After completing 16 hours of all the hands-on work that goes into building a bicycle during Nine13sports’ month-long program, the group finally got to feel the air blow through their hair and the sun shine on their faces while riding their brand new bicycles through Riverside Park near the nonprofit's headquarters.

“(The program) was incredible. I really liked learning the ropes and getting the hang of stuff," Isaac Stuller said. "Even though it was hard, in the end, it just made me feel like a better engineer. When I rode it, I was like, ‘I built this.’ It makes me feel good inside.”

Stuller is one of five students participating in the program from Independence Academy, a local school designed for students with autism.

“In our mind, I was not expecting this. I was expecting kind of an auto repair place with bikes everywhere and things everywhere,” Jnai Stuller, Isaac’s mom said. “And with (Isaac) being autistic, we were like, ‘can they handle … I don’t know,’ and it’s just, the staff’s amazing. I think it’s one of the best programs I’ve ever seen."

Anthony Saliba, left, and Isaac Stuller use wrenches to tighten the brake system on their bicycles during class, Thursday, March 7, 2024, at Nine13sports in Indianapolis.
Anthony Saliba, left, and Isaac Stuller use wrenches to tighten the brake system on their bicycles during class, Thursday, March 7, 2024, at Nine13sports in Indianapolis.
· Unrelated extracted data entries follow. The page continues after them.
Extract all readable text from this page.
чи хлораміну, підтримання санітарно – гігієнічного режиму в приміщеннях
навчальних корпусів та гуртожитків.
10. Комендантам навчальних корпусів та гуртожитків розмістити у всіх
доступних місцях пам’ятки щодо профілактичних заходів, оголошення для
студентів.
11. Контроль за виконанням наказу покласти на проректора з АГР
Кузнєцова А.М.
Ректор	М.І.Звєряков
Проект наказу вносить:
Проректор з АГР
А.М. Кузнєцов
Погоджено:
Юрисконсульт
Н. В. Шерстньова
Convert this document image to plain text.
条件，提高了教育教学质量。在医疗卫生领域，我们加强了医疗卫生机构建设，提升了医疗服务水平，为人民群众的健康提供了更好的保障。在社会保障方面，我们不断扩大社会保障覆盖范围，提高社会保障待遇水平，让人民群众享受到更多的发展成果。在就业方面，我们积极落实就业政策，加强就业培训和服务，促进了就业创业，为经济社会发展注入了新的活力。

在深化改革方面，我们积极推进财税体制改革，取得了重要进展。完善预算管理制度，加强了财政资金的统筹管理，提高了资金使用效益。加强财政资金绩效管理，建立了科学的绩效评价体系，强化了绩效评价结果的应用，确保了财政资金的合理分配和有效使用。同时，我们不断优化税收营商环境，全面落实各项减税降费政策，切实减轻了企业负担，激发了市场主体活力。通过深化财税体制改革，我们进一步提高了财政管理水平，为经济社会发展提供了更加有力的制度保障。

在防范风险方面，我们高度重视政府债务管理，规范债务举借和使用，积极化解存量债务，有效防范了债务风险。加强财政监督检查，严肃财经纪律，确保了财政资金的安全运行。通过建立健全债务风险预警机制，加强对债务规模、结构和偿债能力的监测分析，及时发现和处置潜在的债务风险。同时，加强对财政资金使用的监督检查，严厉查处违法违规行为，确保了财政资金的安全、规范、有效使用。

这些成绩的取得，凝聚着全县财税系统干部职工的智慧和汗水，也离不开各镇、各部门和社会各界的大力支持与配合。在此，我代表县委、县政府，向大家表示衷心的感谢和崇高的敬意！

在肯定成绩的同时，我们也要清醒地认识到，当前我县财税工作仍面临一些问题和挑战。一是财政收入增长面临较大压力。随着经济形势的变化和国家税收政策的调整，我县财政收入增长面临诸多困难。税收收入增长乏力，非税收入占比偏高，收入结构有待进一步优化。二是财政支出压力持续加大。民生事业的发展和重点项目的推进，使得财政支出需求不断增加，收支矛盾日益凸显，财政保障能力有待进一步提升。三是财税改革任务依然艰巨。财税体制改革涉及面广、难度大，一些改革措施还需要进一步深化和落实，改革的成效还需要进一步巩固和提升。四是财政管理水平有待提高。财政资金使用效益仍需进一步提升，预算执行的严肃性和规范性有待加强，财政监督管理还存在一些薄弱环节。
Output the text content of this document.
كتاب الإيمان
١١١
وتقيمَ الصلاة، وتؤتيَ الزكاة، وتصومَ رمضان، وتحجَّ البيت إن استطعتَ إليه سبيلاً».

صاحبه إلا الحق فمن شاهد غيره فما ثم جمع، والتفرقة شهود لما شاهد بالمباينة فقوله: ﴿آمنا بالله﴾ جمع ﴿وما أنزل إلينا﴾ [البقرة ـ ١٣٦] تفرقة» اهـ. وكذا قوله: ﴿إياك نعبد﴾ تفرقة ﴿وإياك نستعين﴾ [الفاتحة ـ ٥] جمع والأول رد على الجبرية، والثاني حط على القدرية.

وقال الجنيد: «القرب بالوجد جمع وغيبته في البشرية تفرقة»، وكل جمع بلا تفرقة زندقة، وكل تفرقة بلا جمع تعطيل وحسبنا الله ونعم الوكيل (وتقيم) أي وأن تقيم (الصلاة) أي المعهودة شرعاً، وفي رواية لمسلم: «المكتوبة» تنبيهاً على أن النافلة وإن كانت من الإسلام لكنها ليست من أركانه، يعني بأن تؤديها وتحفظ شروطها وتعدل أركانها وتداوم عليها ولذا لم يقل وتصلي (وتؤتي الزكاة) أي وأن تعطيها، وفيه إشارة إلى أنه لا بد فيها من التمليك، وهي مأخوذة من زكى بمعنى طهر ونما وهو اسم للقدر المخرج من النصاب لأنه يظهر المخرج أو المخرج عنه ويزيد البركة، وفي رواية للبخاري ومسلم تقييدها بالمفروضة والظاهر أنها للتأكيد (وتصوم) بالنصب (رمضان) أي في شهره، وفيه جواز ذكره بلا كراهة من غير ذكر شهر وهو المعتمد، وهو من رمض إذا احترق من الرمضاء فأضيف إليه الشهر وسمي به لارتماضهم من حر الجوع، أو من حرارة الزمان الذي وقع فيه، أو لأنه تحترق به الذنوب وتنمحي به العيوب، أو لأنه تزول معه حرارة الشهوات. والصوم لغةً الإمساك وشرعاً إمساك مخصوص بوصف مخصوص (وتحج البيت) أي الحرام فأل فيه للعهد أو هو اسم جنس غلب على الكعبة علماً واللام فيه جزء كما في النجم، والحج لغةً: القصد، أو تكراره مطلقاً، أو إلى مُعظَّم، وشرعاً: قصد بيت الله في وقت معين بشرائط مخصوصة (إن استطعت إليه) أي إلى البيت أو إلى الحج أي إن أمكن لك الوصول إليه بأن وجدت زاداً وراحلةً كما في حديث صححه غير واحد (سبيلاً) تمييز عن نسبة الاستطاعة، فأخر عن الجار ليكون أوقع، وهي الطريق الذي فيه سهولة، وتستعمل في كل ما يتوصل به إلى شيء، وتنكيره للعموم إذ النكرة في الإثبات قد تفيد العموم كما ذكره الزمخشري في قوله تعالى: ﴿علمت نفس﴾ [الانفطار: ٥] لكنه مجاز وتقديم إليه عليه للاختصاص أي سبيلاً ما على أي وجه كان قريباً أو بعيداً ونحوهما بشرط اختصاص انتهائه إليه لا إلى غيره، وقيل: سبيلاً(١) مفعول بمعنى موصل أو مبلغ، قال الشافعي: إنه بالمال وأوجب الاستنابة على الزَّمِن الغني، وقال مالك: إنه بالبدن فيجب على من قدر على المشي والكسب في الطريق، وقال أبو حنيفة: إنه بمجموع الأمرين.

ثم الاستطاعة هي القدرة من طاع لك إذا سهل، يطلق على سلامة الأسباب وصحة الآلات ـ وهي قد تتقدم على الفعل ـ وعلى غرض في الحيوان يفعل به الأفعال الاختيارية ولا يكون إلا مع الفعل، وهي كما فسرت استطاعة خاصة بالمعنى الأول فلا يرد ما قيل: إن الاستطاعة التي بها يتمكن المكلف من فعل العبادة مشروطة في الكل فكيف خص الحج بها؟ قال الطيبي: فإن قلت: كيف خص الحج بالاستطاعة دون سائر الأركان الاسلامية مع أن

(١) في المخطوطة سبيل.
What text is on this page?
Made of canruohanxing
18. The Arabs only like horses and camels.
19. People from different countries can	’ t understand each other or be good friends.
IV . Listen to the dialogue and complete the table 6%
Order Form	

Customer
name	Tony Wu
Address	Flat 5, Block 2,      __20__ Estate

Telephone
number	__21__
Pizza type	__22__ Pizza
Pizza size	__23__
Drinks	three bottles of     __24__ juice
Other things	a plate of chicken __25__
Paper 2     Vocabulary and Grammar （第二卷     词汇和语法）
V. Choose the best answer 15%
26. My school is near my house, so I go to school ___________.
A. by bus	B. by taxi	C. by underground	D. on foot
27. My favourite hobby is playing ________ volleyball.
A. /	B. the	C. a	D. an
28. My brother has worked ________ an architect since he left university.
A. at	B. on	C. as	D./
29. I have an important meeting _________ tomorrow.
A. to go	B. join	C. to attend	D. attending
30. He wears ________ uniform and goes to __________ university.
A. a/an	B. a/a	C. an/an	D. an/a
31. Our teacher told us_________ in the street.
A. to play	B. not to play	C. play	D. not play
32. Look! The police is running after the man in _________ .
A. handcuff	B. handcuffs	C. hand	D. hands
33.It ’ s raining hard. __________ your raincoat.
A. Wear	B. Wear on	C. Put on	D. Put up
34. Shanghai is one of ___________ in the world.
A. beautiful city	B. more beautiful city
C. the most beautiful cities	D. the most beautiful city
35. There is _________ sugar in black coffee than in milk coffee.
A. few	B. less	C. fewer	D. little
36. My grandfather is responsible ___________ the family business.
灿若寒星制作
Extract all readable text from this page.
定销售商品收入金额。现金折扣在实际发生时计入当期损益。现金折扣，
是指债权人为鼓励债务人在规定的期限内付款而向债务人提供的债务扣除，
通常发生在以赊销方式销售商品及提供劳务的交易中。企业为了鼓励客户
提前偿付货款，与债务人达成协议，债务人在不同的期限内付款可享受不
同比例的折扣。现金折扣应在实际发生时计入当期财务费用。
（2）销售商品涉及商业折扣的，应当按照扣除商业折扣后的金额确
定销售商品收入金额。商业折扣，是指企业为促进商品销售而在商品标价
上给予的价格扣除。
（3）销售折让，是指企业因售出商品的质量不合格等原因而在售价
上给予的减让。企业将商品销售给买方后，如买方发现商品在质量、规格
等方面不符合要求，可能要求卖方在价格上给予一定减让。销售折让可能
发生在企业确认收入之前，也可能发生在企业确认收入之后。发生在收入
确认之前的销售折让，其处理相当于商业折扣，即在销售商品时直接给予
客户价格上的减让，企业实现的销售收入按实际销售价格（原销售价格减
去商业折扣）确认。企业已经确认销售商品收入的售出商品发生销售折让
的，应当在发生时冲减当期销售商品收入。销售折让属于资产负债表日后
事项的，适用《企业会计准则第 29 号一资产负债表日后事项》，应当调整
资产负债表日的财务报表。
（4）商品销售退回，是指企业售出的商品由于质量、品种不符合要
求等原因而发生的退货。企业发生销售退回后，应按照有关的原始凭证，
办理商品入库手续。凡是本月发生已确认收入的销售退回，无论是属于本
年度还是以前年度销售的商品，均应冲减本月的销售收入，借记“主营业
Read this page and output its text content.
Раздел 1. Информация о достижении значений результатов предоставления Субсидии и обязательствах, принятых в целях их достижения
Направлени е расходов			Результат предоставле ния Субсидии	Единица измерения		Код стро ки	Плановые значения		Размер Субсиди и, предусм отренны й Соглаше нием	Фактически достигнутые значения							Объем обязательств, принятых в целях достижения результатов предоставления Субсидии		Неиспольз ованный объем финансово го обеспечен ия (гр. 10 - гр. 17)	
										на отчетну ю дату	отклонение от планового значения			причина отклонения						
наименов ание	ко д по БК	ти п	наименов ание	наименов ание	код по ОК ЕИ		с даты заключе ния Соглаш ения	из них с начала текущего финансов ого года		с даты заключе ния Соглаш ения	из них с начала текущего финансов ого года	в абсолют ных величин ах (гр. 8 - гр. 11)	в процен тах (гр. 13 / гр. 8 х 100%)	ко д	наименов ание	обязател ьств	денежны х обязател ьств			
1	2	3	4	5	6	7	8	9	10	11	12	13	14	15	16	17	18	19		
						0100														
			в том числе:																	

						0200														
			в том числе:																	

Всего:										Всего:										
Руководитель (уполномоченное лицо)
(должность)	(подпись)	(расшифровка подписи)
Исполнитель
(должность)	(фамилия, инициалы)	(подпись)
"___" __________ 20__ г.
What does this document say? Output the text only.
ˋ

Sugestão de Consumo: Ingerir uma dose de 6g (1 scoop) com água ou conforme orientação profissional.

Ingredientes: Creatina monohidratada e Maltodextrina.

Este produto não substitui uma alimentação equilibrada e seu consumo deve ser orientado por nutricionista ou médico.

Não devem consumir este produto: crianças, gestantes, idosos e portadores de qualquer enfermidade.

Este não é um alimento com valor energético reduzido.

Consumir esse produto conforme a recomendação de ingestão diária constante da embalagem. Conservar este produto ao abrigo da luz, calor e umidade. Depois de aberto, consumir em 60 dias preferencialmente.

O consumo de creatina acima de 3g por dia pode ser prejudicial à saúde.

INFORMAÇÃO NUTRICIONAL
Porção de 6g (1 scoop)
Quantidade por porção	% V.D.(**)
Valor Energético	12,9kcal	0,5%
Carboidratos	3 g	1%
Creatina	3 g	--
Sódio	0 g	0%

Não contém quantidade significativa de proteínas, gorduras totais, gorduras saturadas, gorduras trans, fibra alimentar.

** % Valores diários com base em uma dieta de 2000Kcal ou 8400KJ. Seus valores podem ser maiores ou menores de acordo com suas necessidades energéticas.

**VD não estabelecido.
It’s safe to say that most adults haven’t built a bicycle from beginning to end, let alone spend 16 hours in a workshop practicing how to use an array of tools, learning proper safety techniques and dirtying up their hands with grease.

In a historical automobile warehouse along North Indianapolis’ Central Canal Towpath, Matty Bennett and Duitsman are making sure that changes by helping the next generation.

Kids Building Bikes Open Enrollment: Learn more about how to sign up for classes

Bennett, the Building Bikes director with a storied background in bicycles, motorcycles, teaching and design, and Duitsman, a “lifer,” in a bike shop where he worked as a mechanic for the past 27 years before a brief stint as an award-winning Indianapolis Public Schools teacher during the pandemic, agree that Kids Building Bikes is all about “exposing kids to bicycles that wouldn’t otherwise be exposed to bicycles,” Duitsman said.

After each Kids Building Bikes class ends, Duitsman said that the No. 1 bit of feedback they get from parents is a growth of confidence within their children.

"This is giving bicycles back to youth and hopefully inspiring them to pick up another healthy habit," Duitsman said. "They may never touch a bicycle again, but they might become an auto mechanic, they might become an engineer."